Our guest blogger this week is Sandy E. Sandy travels as an Educational Consultant to Americans working for NGOs in Africa. Sandy previously taught special education in the US and has provided educational support to families since 2003.  Based in West Africa, she advises families with children in all school settings and has extensive experience in the areas of assessment, behavior, and providing an appropriate education for students with learning differences.  When not consulting, Sandy enjoys sports, hiking, and reading.

Achievement is greatest when there is a good match between the instructional strategies and the student’s current stage of learning for that particular content. The four basic stages of learning are Acquisition, Proficiency, Maintenance, and Generalization.

All people learn in the same order, but not all learn at the same rate (speed).  An individual’s rate of learning is influenced by how quickly their brain processes information.  One’s cognitive fluency is a fairly stable trait and has significant implications for how one learns.  For the child who processes information slower than his/her age peers, it will take them longer to learn, retain, and retrieve new information, to include reaching automaticity with basic facts and making connections in higher order thinking activities.

1. Initial Acquisition – The goal of instruction is accuracy of response

  • The student is beginning to learn a new skill or concept.
  • The entire skill may need to be learned and mastered.
  • The student may be able to perform part of the skill but not the entire task.
  • Requires lots of opportunity to practice (correctly)
  • Consider hands-on, manipulative, multi-sensory activities, and multiple representations.
  • Build in discrimination (students should be able to tell what it is, what it isn’t).

2. Advanced Acquisition – The goal of instruction is mastery of response

  • The student has learned most of the skill, but has not mastered it.
  • A criterion of mastery is not consistently met due to either inefficient learning or careless errors.

3. Proficiency – The goal of instruction is faster rates of accurate responses

  • Instructional activities should help students retain high levels of accuracy while increasing their speed.
  • “Automaticity”

4. Maintenance – The goal of instruction is retention of the knowledge, skill, or behavior

  • The student retains mastery levels of performance attained when direct instruction was in effect.
  • Student will need continued practice and direct, though infrequent intervention, particularly if they had difficulty mastering the skill in the first place.
  • Both accuracy and proficiency remain at high levels.

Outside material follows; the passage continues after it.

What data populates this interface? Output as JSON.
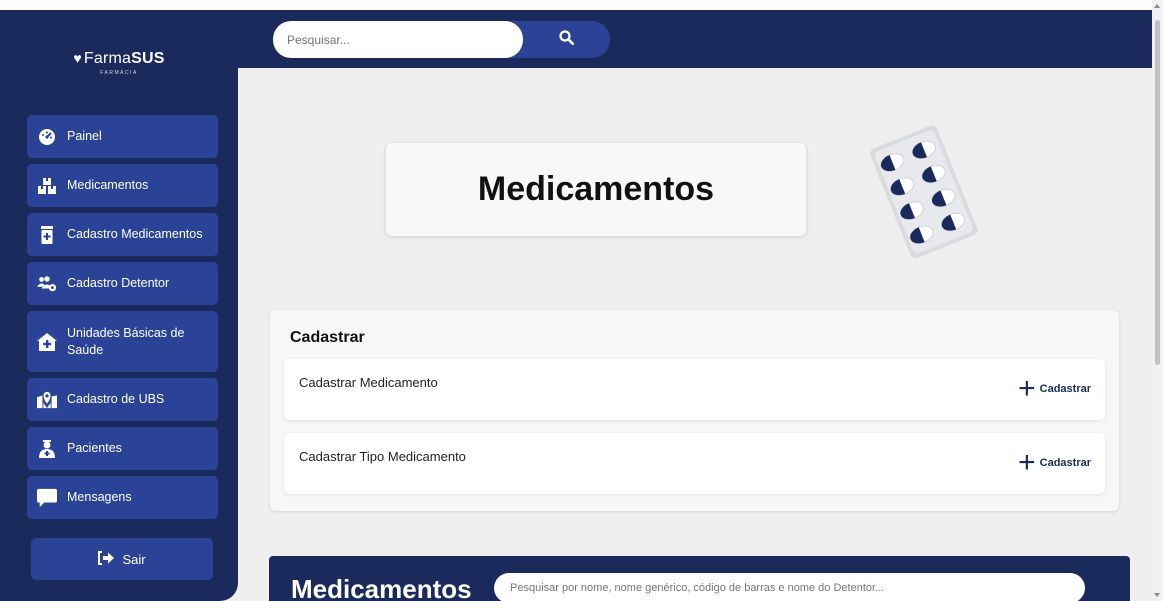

5. Generalization – The goal of instruction is implementation of the skill or behavior across settings, individuals, and/or time

  • Automatically transferring learning to new settings or situations.
  • Generalization in and of itself needs to be a target for instruction.
  • Implement the activities used in initial instruction to the generalization settings.

6. Problem-Solving (Adaptation) – The goal of instruction is application of knowledge, skills, or behavior to novel situations

  • Students need pre-requisite or component skills to recognize and solve complex problems.
  • Students need continued practice in generating and testing solutions to solve problems.